The Real Reason 50 Cent Once Sued Taco Bell

Fast food history is filled with bizarre and sometimes hilarious lawsuits — one of those involves Taco Bell and rapper 50 Cent. The year was 2008 and Taco Bell was riding high on their now discontinued fiery Volcano Taco — and 50 Cent had landed a role in the mediocre Al Pacino and Robert De Niro crime flick Righteous Kill. Nobody suspected that Taco Bell would make itself an enemy of the rapper and find itself wrapped up in a $4 million lawsuit, but that's exactly what happened (via Billboard). 

Someone at Taco Bell decided that they'd sell more bean burritos and tacos if they convinced 50 Cent to change his name to 79 Cent, 89 Cent or 99 Cent.
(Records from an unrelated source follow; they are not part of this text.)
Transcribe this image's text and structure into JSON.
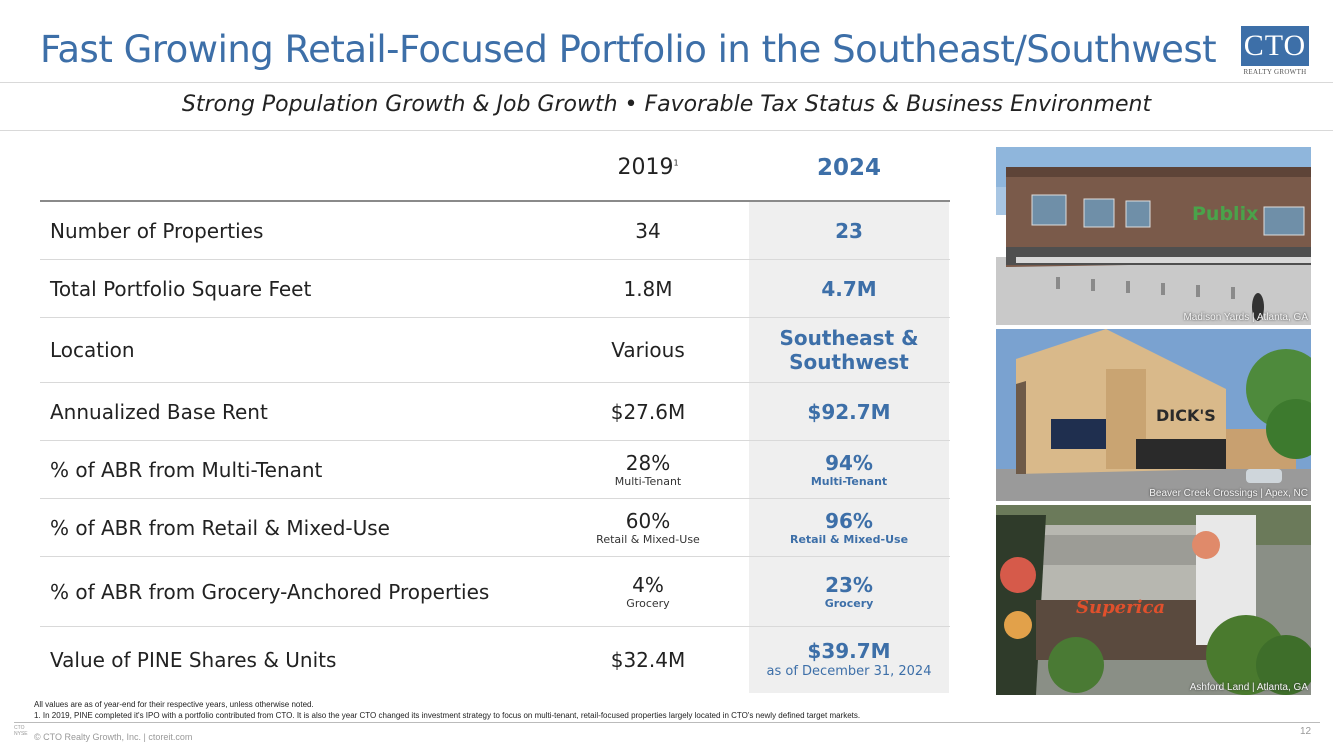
{
  "header": {
    "title": "Fast Growing Retail-Focused Portfolio in the Southeast/Southwest",
    "logo_text": "CTO",
    "logo_sub": "REALTY GROWTH",
    "subtitle": "Strong Population Growth & Job Growth • Favorable Tax Status & Business Environment"
  },
  "table": {
    "col_2019": "2019",
    "col_2019_note": "1",
    "col_2024": "2024",
    "rows": [
      {
        "label": "Number of Properties",
        "v2019": "34",
        "v2024": "23"
      },
      {
        "label": "Total Portfolio Square Feet",
        "v2019": "1.8M",
        "v2024": "4.7M"
      },
      {
        "label": "Location",
        "v2019": "Various",
        "v2024_line1": "Southeast &",
        "v2024_line2": "Southwest"
      },
      {
        "label": "Annualized Base Rent",
        "v2019": "$27.6M",
        "v2024": "$92.7M"
      },
      {
        "label": "% of ABR from Multi-Tenant",
        "v2019": "28%",
        "v2019_sub": "Multi-Tenant",
        "v2024": "94%",
        "v2024_sub": "Multi-Tenant"
      },
      {
        "label": "% of ABR from Retail & Mixed-Use",
        "v2019": "60%",
        "v2019_sub": "Retail & Mixed-Use",
        "v2024": "96%",
        "v2024_sub": "Retail & Mixed-Use"
      },
      {
        "label": "% of ABR from Grocery-Anchored Properties",
        "v2019": "4%",
        "v2019_sub": "Grocery",
        "v2024": "23%",
        "v2024_sub": "Grocery"
      },
      {
        "label": "Value of PINE Shares & Units",
        "v2019": "$32.4M",
        "v2024": "$39.7M",
        "v2024_sub": "as of December 31, 2024"
      }
    ]
  },
  "photos": [
    {
      "caption": "Madison Yards | Atlanta, GA",
      "sign": "Publix"
    },
    {
      "caption": "Beaver Creek Crossings | Apex, NC",
      "sign": "DICK'S"
    },
    {
      "caption": "Ashford Land | Atlanta, GA",
      "sign": "Superica"
    }
  ],
  "footer": {
    "note_all": "All values are as of year-end for their respective years, unless otherwise noted.",
    "note_1": "1.     In 2019, PINE completed it's IPO with a portfolio contributed from CTO.  It is also the year CTO changed its investment strategy to focus on multi-tenant, retail-focused properties largely located in CTO's newly defined target markets.",
    "ticker_small": "CTO",
    "exchange_small": "NYSE",
    "copyright": "© CTO Realty Growth, Inc. | ctoreit.com",
    "page": "12"
  }
}
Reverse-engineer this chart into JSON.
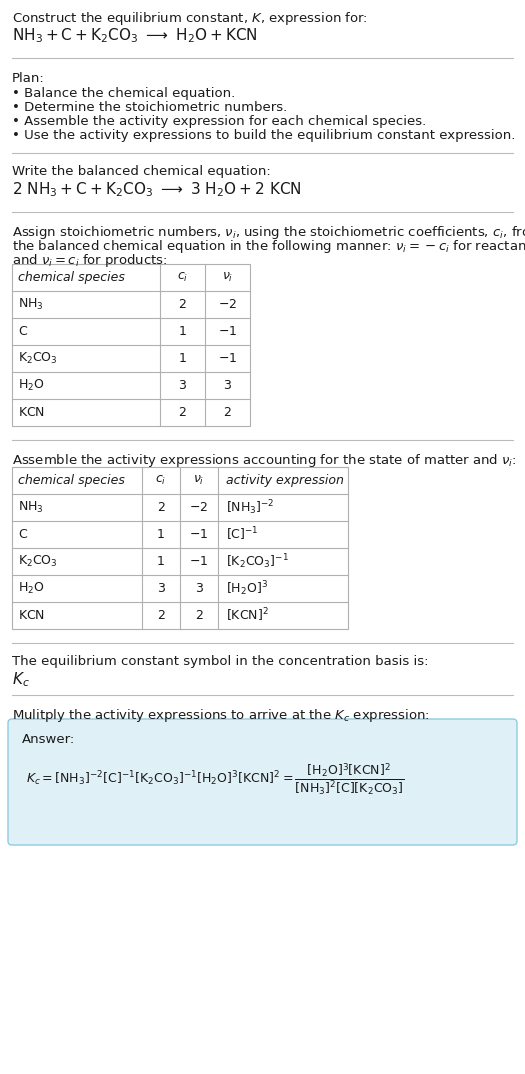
{
  "bg_color": "#ffffff",
  "text_color": "#1a1a1a",
  "table_border_color": "#b0b0b0",
  "answer_box_bg": "#dff0f7",
  "answer_box_border": "#90cce0",
  "title_line1": "Construct the equilibrium constant, $K$, expression for:",
  "title_line2_parts": [
    "NH",
    "3",
    " + C + K",
    "2",
    "CO",
    "3",
    "  ⟶  H",
    "2",
    "O + KCN"
  ],
  "separator_color": "#cccccc",
  "plan_header": "Plan:",
  "plan_items": [
    "• Balance the chemical equation.",
    "• Determine the stoichiometric numbers.",
    "• Assemble the activity expression for each chemical species.",
    "• Use the activity expressions to build the equilibrium constant expression."
  ],
  "balanced_header": "Write the balanced chemical equation:",
  "stoich_header_line1": "Assign stoichiometric numbers, $\\nu_i$, using the stoichiometric coefficients, $c_i$, from",
  "stoich_header_line2": "the balanced chemical equation in the following manner: $\\nu_i = -c_i$ for reactants",
  "stoich_header_line3": "and $\\nu_i = c_i$ for products:",
  "table1_headers": [
    "chemical species",
    "$c_i$",
    "$\\nu_i$"
  ],
  "table1_rows": [
    [
      "$\\mathrm{NH_3}$",
      "2",
      "$-2$"
    ],
    [
      "$\\mathrm{C}$",
      "1",
      "$-1$"
    ],
    [
      "$\\mathrm{K_2CO_3}$",
      "1",
      "$-1$"
    ],
    [
      "$\\mathrm{H_2O}$",
      "3",
      "3"
    ],
    [
      "$\\mathrm{KCN}$",
      "2",
      "2"
    ]
  ],
  "activity_header": "Assemble the activity expressions accounting for the state of matter and $\\nu_i$:",
  "table2_headers": [
    "chemical species",
    "$c_i$",
    "$\\nu_i$",
    "activity expression"
  ],
  "table2_rows": [
    [
      "$\\mathrm{NH_3}$",
      "2",
      "$-2$",
      "$[\\mathrm{NH_3}]^{-2}$"
    ],
    [
      "$\\mathrm{C}$",
      "1",
      "$-1$",
      "$[\\mathrm{C}]^{-1}$"
    ],
    [
      "$\\mathrm{K_2CO_3}$",
      "1",
      "$-1$",
      "$[\\mathrm{K_2CO_3}]^{-1}$"
    ],
    [
      "$\\mathrm{H_2O}$",
      "3",
      "3",
      "$[\\mathrm{H_2O}]^{3}$"
    ],
    [
      "$\\mathrm{KCN}$",
      "2",
      "2",
      "$[\\mathrm{KCN}]^{2}$"
    ]
  ],
  "kc_header": "The equilibrium constant symbol in the concentration basis is:",
  "kc_symbol": "$K_c$",
  "multiply_header": "Mulitply the activity expressions to arrive at the $K_c$ expression:",
  "answer_label": "Answer:"
}
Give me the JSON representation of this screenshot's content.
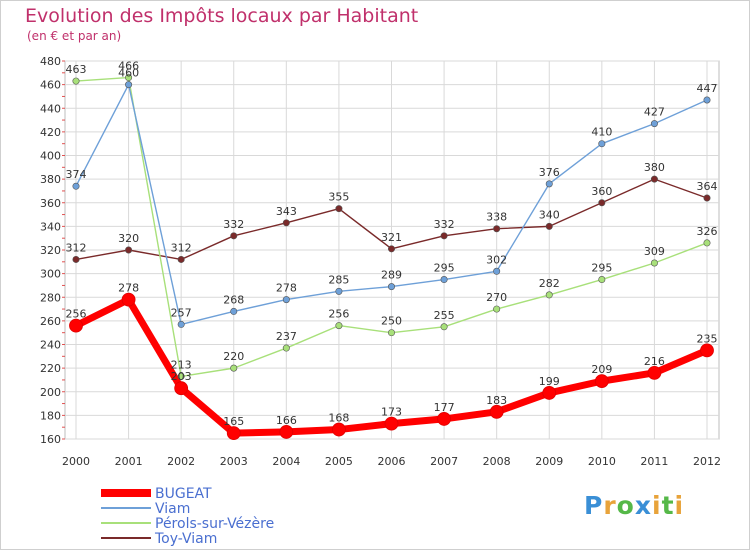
{
  "chart_data": {
    "type": "line",
    "title": "Evolution des Impôts locaux par Habitant",
    "subtitle": "(en € et par an)",
    "x": [
      "2000",
      "2001",
      "2002",
      "2003",
      "2004",
      "2005",
      "2006",
      "2007",
      "2008",
      "2009",
      "2010",
      "2011",
      "2012"
    ],
    "ylim": [
      160,
      480
    ],
    "yticks": [
      160,
      180,
      200,
      220,
      240,
      260,
      280,
      300,
      320,
      340,
      360,
      380,
      400,
      420,
      440,
      460,
      480
    ],
    "grid": true,
    "legend_position": "bottom-left",
    "series": [
      {
        "name": "BUGEAT",
        "color": "#ff0000",
        "values": [
          256,
          278,
          203,
          165,
          166,
          168,
          173,
          177,
          183,
          199,
          209,
          216,
          235
        ]
      },
      {
        "name": "Viam",
        "color": "#6ea0d8",
        "values": [
          374,
          460,
          257,
          268,
          278,
          285,
          289,
          295,
          302,
          376,
          410,
          427,
          447
        ]
      },
      {
        "name": "Pérols-sur-Vézère",
        "color": "#a8e07a",
        "values": [
          463,
          466,
          213,
          220,
          237,
          256,
          250,
          255,
          270,
          282,
          295,
          309,
          326
        ]
      },
      {
        "name": "Toy-Viam",
        "color": "#7a2a2a",
        "values": [
          312,
          320,
          312,
          332,
          343,
          355,
          321,
          332,
          338,
          340,
          360,
          380,
          364
        ]
      }
    ]
  },
  "brand": {
    "letters": [
      "P",
      "r",
      "o",
      "x",
      "i",
      "t",
      "i"
    ],
    "colors": [
      "#3a8fd6",
      "#e8a33a",
      "#55b848",
      "#3a8fd6",
      "#e8a33a",
      "#55b848",
      "#e8a33a"
    ]
  }
}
Whether or not the idea was brilliant or cheesier than an overstuffed quesadilla is a matter of opinion, but regardless, Taco Bell sent a letter about the name change request to the media and not 50 Cent. Whoops. 

It wasn't the first time 50 Cent had sued over his name and image

Perhaps Taco Bell was unaware that just a year earlier, 50 Cent — whose real name is Curtis Jackson — had sued an internet ad company that used his name and image without permission in a game called "Shoot the Rapper." That, too, was a dumb idea, and resulted in a $1 million lawsuit. 

To make matters worse, 50 Cent said he didn't learn about Taco Bell asking him to change his name until he saw a news report on it. The name change was supposed to be part of Taco Bell's "Why Pay More?" marketing campaign. A Taco Bell spokesperson said the idea was conceived in "good faith" and that if 50 Cent would change his name for just one day and rap his order at a Taco Bell, they'd "make the $10,000 donation to the charity of his choice." Because nothing strengthens one's street cred in the rap game like rapping about 89 cent Crunchy Tacos. 

Taco Bell called out 50 Cent

Not surprisingly, Taco Bell wasn't about to just hand over $4 million to 50 Cent and say "Oopsie daisy, our bad." The dispute became even more heated when a reporter reached out to 50 Cent's lawyer who shared some of Taco Bell's statements regarding his client and the lawsuit (via AdAge). According to 50 Cent's lawyer, Taco Bell's statement referred to 50 Cent as an individual who uses his "colorful past to cultivate a public image of belligerence and arrogance." Taco Bell also described 50 Cent as having a "well-publicized track record of making threats, starting feuds and filing lawsuits."

Yeah, Taco Bell was really trying to start beef with a guy who survived being shot nine times. 

In the end, the lawsuit was settled for an undisclosed amount and 50 Cent and Taco Bell went their separate ways (via QSR Web). Taco Bell never did get a famous rapper to rap their taco order, but a year later they did still make a version of that commercial and yes... it was pretty bad (via YouTube).